Respondo ao mesmo tempo porque é a mesma questão.

As Bolsas tem que aumentar e não diminuir, mas isso não pode acontecer até que uma dinâmica de “confiança” não aparecer no horizonte. Em primeiro lugar essa situação tremenda é herança do PT, assim como o governo Temer. A situação é muito grave. Não estamos diante de “cortes” desde 2015, mas da falta mesmo de “recursos” e, pois, das escolhas que essa falta de recursos e a perspectiva que ela se agrave impõem. Ou seja, a situação é muito pior do que aquela na qual estariam acontecendo alguns “cortes”.  O que acontece desde 2015 não são “cortes”, mas as consequências nefastas da tentativa neo-desenvolvimentista da Dilma: vejam o Rio, estamos tendo que pagar as dívidas dos estádios, vilas olímpicas, arco metropolitano, porto maravilha, teleféricos, BRTs,  dos biliões enterrados no Polo Petroquímico de Itaboraí, do assalto à Petrobras… sem esquecer as centenas de milhões gastos para as UPPs e que resultaram na guerra generalizada de facções etc. etc. Nada disso funciona, nada disso melhora a qualidade da vida, mas temos que pagar com um dinheiro que não temos: não temos dinheiro não apenas porque foi torrado, mas porque torraram as condições sócio institucionais para criá-lo.
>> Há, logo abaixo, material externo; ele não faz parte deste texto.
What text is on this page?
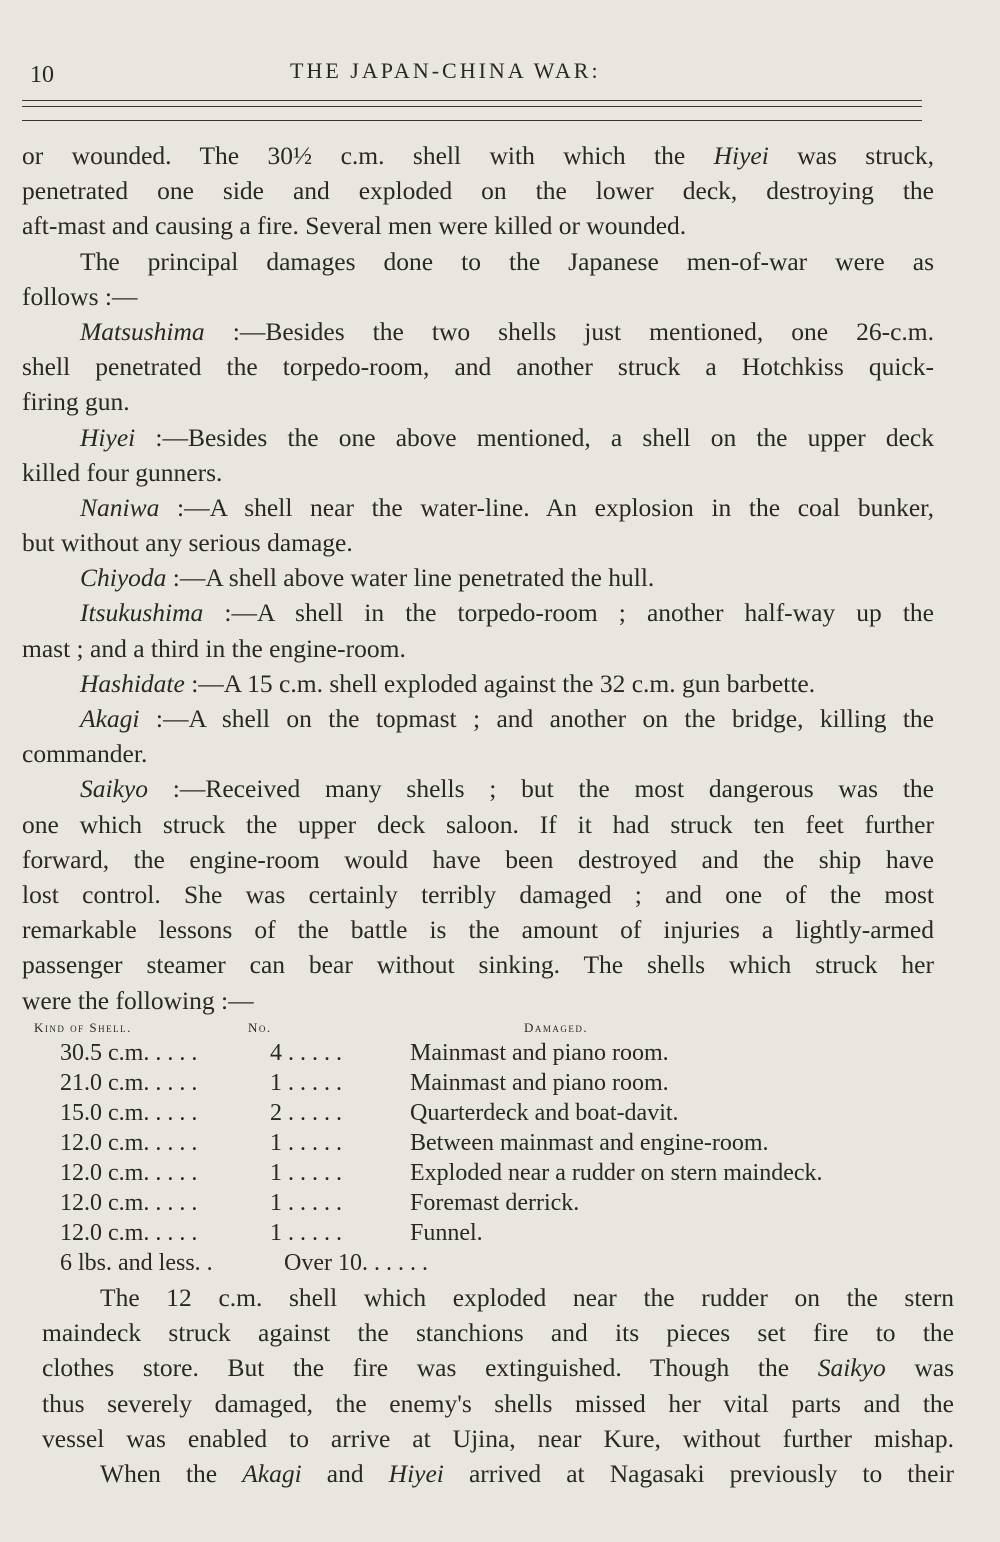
10	THE JAPAN-CHINA WAR:
or wounded. The 30½ c.m. shell with which the Hiyei was struck,
penetrated one side and exploded on the lower deck, destroying the
aft-mast and causing a fire. Several men were killed or wounded.
The principal damages done to the Japanese men-of-war were as
follows :—
Matsushima :—Besides the two shells just mentioned, one 26-c.m.
shell penetrated the torpedo-room, and another struck a Hotchkiss quick-
firing gun.
Hiyei :—Besides the one above mentioned, a shell on the upper deck
killed four gunners.
Naniwa :—A shell near the water-line. An explosion in the coal bunker,
but without any serious damage.
Chiyoda :—A shell above water line penetrated the hull.
Itsukushima :—A shell in the torpedo-room ; another half-way up the
mast ; and a third in the engine-room.
Hashidate :—A 15 c.m. shell exploded against the 32 c.m. gun barbette.
Akagi :—A shell on the topmast ; and another on the bridge, killing the
commander.
Saikyo :—Received many shells ; but the most dangerous was the
one which struck the upper deck saloon. If it had struck ten feet further
forward, the engine-room would have been destroyed and the ship have
lost control. She was certainly terribly damaged ; and one of the most
remarkable lessons of the battle is the amount of injuries a lightly-armed
passenger steamer can bear without sinking. The shells which struck her
were the following :—
Kind of Shell.	No.	Damaged.
30.5 c.m. . . . .	4 . . . . .	Mainmast and piano room.
21.0 c.m. . . . .	1 . . . . .	Mainmast and piano room.
15.0 c.m. . . . .	2 . . . . .	Quarterdeck and boat-davit.
12.0 c.m. . . . .	1 . . . . .	Between mainmast and engine-room.
12.0 c.m. . . . .	1 . . . . .	Exploded near a rudder on stern maindeck.
12.0 c.m. . . . .	1 . . . . .	Foremast derrick.
12.0 c.m. . . . .	1 . . . . .	Funnel.
6 lbs. and less. .	Over 10. . . . . .
The 12 c.m. shell which exploded near the rudder on the stern
maindeck struck against the stanchions and its pieces set fire to the
clothes store. But the fire was extinguished. Though the Saikyo was
thus severely damaged, the enemy's shells missed her vital parts and the
vessel was enabled to arrive at Ujina, near Kure, without further mishap.
When the Akagi and Hiyei arrived at Nagasaki previously to their
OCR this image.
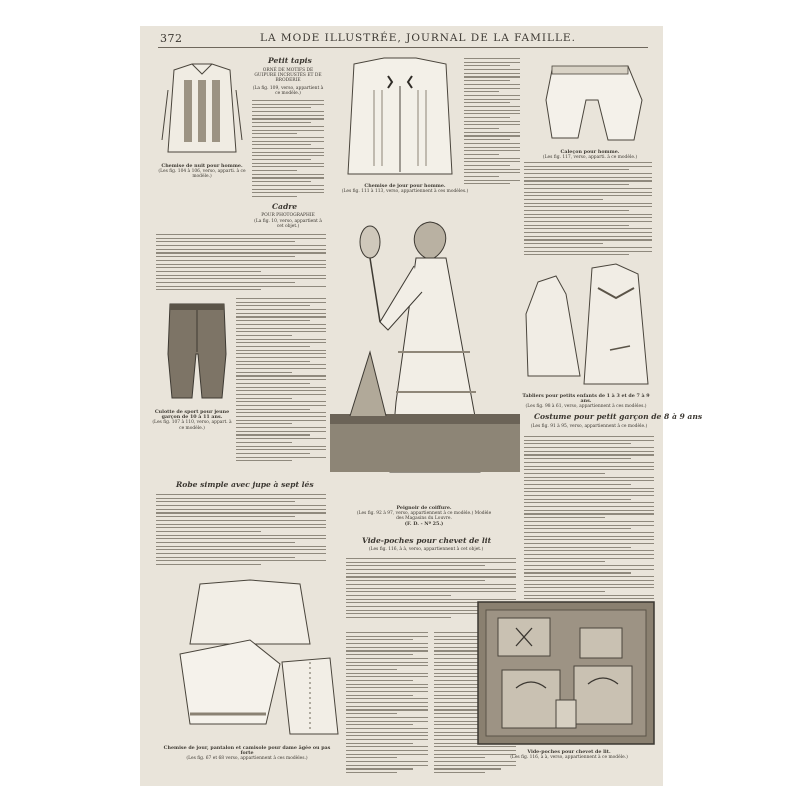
372	LA MODE ILLUSTRÉE, JOURNAL DE LA FAMILLE.
Chemise de nuit pour homme.
(Les fig. 104 à 106, verso, apparti. à ce modèle.)
Petit tapis
ORNÉ DE MOTIFS DE GUIPURE INCRUSTÉS ET DE BRODERIE
(La fig. 109, verso, appartient à ce modèle.)
Cadre
POUR PHOTOGRAPHIE
(La fig. 10, verso, appartient à cet objet.)
Culotte de sport pour jeune garçon de 10 à 11 ans.
(Les fig. 107 à 110, verso, appart. à ce modèle.)
Robe simple avec jupe à sept lés
Chemise de jour, pantalon et camisole pour dame âgée ou pas forte
(Les fig. 67 et 68 verso, appartiennent à ces modèles.)
Chemise de jour pour homme.
(Les fig. 111 à 113, verso, appartiennent à ces modèles.)
Caleçon pour homme.
(Les fig. 117, verso, apparti. à ce modèle.)
Peignoir de coiffure.
(Les fig. 92 à 97, verso, appartiennent à ce modèle.) Modèle des Magasins du Louvre.
(F. D. - Nº 25.)
Tabliers pour petits enfants de 1 à 3 et de 7 à 9 ans.
(Les fig. 98 à 61, verso, appartiennent à ces modèles.)
Costume pour petit garçon de 8 à 9 ans
(Les fig. 91 à 95, verso, appartiennent à ce modèle.)
Vide-poches pour chevet de lit
(Les fig. 116, à à, verso, appartiennent à cet objet.)
Vide-poches pour chevet de lit.
(Les fig. 116, à à, verso, appartiennent à ce modèle.)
Essa é herança de Lula e do PT.

A reeleição da Dilma foi uma tragédia sem tamanho para o país e a forma disso foi o “ajuste desajustado” que ela implementou no dia seguinte do segundo turno (e determinou seu impeachment): tivemos todas as consequências negativas (cortes etc.) sem sequer aqueles efeitos “positivos” (retomada da confiança) que os ajustes procuram. Como o chavismo quebrou a Venezuela e milhões de venezuelanos morrem de fome, falta de remédios, violência civil … e outros milhões emigram, o PT e o PMDB juntos ao “centrão” assaltaram o país, quebraram a economia brasileira e continuam querendo nos governar. O resultado ainda não é aquele da Venezuela, porque o Brasil tem uma economia diversificada, mas também porque o PT e o PMDB não conseguiram confirmar o golpe que deram em 2014 e tiveram que fazer o “impeachment” para sobreviver. A Dilma foi meio que um bode expiatório que Lula e Temer sacrificaram aos deuses da “opinião” para organizar sua resiliência: Ciro, por um lado, o esquerdismo pelo outro, ajudaram nessa operação mistificadora.

Mas a situação é dramática e o resultado eleitoral é fundamental para que um caminho de saída se desenhe. Narrativas falsas significam dinheiro falso.

O dinheiro nos falta hoje porque a moeda de Lula e Temer é falsa e só a reconstrução da confiança pode nos tirar desse buraco sem fundo. Corremos o risco de cair do fundo do poço para um poço sem fundo: a moeda que Lula e o sistema do “centrão” oferecem é tão explicitamente falsa que até um candidato tosco e totalmente despreparado parece estar dizendo alguma verdade.

Essa demanda por confiança hoje se apresenta como pânico, incerteza radical, crise e guerra. O desafio é trabalhar na construção de uma confiança potente, alimentada por um novo patamar democrático: para essa perspectiva urgente, o tema da nova proteção social é estratégico, a proposta política capaz de deslocar o debate.